There was 3/4 math out of 16/16. Math is a minor science in quizbowl.
3/4 math is just fine for 16/16 other science. I count 3/2 math just in my notes and I didn't write down everything and probably didn't even hear all the bonuses.Tees-Exe Line wrote:Which answer lines are you counting as math? Because as Ben said, it seemed to us that there was much less pure math and CS. How many astronomy questions were in the tournament?
Tees-Exe Line wrote:I don't want to become a distribution Nazi. But the lack of math, CS, and economics obviously disadvantages my team, and I don't want this kind of bias to become excusable at, say, ACF Nationals.

The Quest for the Historical Mukherjesus wrote:Here is the other science, separated by category:
Stuff I hate:
Bats
plesiosaurs/gastrolith/liopleurodon
Skepticism and Animal Feed wrote:Regarding Canadiana, I almost certainly would have negged the 3rd Battle of Ypres tossup with "Vimy" if I had not already foolishly negged it with "Gallipoli" on the ANZACS/artillery clue. I don't know about other Americans, but I know that there is something called Vimy Ridge that Canadians are extremely proud of for some reason, even if I don't really know the reason.
I thought the Laurier tossup was a good idea, even if I got beat to it by Jerry.
grapesmoker wrote: on the other hand, tossups on Romanus Diogenes IV seem misguided.
The Quest for the Historical Mukherjesus wrote:Feit-Thompson Theorem
Monocle wrote:At what point was Laurier powered in your room?
Skepticism and Animal Feed wrote:Monocle wrote:At what point was Laurier powered in your room?
Jerry recognized the first clue, and then spent the next few clues trying to remember where he knew the first clue from before buzzing in and receiving 15 points.
Pilgrim wrote:This seems like a a terrible idea for a tossup. I have taken two classes on group theory, one at a graduate level, and this was never even mentioned in either of them. I also am amused by the fact that this set also contained a group theory bonus in which all three parts are several orders of magnitude easier than this answer.

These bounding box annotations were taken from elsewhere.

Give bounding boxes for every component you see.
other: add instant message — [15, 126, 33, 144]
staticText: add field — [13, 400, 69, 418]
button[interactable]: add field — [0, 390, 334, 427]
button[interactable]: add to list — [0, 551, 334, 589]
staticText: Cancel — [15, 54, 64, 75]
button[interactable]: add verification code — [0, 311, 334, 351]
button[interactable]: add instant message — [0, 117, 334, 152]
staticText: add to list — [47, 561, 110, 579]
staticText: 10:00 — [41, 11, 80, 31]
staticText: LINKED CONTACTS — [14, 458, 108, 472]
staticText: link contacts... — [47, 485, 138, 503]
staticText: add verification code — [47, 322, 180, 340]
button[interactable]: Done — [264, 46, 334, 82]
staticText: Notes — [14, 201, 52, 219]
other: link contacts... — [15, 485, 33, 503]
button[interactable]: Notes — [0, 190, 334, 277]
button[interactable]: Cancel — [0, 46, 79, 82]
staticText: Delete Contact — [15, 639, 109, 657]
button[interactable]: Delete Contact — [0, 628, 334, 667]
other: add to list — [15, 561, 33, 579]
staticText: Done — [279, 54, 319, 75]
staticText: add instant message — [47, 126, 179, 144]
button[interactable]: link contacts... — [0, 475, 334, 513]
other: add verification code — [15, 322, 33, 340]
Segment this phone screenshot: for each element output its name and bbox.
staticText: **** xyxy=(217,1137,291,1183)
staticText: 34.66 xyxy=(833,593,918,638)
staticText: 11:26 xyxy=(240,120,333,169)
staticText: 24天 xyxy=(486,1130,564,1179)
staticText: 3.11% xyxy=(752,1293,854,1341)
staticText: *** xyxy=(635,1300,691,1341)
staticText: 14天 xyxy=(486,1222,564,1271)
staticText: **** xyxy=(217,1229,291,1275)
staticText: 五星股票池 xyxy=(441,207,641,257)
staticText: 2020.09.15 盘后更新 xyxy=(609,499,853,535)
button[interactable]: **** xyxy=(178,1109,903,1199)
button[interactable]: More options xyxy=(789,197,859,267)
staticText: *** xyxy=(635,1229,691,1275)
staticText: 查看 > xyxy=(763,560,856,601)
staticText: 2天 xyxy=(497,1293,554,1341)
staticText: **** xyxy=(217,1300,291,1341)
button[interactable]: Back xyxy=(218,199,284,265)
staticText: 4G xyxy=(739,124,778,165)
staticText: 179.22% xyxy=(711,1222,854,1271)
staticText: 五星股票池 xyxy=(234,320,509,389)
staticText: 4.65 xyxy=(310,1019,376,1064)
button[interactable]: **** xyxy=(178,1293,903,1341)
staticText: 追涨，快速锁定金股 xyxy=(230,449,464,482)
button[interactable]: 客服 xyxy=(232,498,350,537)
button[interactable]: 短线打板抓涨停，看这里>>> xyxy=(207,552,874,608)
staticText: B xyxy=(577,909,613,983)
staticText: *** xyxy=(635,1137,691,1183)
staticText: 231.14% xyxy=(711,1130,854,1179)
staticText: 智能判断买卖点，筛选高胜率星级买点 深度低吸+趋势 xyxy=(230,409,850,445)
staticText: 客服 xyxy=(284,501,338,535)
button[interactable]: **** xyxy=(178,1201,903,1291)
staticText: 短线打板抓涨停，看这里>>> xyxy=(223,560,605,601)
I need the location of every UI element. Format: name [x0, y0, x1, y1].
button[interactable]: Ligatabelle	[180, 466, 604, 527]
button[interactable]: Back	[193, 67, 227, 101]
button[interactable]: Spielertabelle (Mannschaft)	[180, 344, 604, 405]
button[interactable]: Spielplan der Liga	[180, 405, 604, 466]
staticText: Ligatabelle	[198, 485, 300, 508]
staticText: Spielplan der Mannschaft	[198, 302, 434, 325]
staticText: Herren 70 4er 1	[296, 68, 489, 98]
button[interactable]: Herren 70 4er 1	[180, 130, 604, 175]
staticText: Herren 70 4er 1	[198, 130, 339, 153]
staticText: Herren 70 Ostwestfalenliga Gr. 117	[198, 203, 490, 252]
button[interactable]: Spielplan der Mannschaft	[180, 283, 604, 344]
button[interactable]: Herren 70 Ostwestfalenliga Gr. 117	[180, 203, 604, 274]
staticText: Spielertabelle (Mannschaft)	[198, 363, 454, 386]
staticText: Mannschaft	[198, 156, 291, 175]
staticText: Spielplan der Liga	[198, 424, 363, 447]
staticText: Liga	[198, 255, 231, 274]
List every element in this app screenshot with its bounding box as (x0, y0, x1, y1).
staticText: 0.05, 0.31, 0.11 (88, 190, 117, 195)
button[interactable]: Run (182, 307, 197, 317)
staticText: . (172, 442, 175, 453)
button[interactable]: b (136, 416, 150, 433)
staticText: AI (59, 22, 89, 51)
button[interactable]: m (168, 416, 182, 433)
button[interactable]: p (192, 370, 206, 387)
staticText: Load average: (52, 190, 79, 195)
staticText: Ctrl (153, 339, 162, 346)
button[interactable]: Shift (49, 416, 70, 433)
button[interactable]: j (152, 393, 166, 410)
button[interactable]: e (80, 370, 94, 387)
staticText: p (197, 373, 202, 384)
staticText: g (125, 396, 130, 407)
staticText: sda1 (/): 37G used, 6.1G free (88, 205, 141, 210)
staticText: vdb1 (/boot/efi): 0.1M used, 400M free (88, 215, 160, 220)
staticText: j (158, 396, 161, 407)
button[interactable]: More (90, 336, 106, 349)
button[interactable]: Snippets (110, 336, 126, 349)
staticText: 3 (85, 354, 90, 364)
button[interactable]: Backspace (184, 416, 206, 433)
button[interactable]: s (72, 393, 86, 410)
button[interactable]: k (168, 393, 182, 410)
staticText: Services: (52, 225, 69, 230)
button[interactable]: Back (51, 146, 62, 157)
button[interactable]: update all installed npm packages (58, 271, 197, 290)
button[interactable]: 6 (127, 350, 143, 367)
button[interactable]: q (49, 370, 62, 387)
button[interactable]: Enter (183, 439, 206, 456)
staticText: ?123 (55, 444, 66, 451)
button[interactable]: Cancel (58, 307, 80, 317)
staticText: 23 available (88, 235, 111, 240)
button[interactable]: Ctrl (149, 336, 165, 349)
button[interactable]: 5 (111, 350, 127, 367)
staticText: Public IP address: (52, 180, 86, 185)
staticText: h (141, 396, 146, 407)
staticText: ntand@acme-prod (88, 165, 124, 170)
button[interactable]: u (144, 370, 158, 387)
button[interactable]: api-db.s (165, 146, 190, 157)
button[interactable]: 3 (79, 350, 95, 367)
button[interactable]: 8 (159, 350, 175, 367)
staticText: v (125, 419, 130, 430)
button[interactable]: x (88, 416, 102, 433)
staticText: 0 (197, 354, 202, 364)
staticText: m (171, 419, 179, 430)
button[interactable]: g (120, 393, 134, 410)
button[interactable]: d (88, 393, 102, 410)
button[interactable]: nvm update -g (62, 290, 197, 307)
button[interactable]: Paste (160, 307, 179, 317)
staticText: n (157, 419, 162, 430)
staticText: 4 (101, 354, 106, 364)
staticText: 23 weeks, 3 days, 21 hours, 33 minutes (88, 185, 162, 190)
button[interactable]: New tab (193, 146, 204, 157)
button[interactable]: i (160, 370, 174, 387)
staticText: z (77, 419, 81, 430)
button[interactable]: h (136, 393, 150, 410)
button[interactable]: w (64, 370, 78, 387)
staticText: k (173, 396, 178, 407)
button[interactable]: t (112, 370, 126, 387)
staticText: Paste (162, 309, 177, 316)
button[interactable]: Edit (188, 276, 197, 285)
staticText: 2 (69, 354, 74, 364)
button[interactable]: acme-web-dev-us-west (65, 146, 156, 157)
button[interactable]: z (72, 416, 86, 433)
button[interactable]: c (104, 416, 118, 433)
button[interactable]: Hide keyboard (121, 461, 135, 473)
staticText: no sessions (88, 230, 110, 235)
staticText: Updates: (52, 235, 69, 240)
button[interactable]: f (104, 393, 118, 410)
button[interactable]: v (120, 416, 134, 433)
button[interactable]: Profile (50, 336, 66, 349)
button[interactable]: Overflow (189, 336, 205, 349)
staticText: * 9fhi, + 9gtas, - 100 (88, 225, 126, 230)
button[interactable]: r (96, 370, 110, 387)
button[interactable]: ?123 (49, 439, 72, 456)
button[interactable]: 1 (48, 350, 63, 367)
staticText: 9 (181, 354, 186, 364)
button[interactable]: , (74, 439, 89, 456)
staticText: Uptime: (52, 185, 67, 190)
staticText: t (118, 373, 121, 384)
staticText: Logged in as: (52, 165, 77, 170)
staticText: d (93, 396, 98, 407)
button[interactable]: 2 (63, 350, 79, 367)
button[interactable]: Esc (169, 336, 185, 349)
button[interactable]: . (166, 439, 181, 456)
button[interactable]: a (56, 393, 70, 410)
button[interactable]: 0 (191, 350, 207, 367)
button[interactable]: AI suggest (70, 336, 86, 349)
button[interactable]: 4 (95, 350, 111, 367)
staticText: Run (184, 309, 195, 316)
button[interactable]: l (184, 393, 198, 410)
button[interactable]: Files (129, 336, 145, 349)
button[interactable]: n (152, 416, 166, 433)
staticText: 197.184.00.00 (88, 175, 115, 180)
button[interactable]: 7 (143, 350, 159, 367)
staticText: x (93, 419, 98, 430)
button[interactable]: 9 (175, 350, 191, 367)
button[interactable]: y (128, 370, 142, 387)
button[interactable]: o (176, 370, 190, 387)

Pilgrim wrote:This is another subject entirely, but I'm part of the crowd that thinks giving math equal footing with the minor sciences results in it being grossly underrepresented.
grapesmoker wrote:I wish that Kepler tossup hadn't begun with "These totally Scandinavian people are in charge of it." Maybe this didn't actually help anyone (I only processed this after the fact) but it felt gimmicky.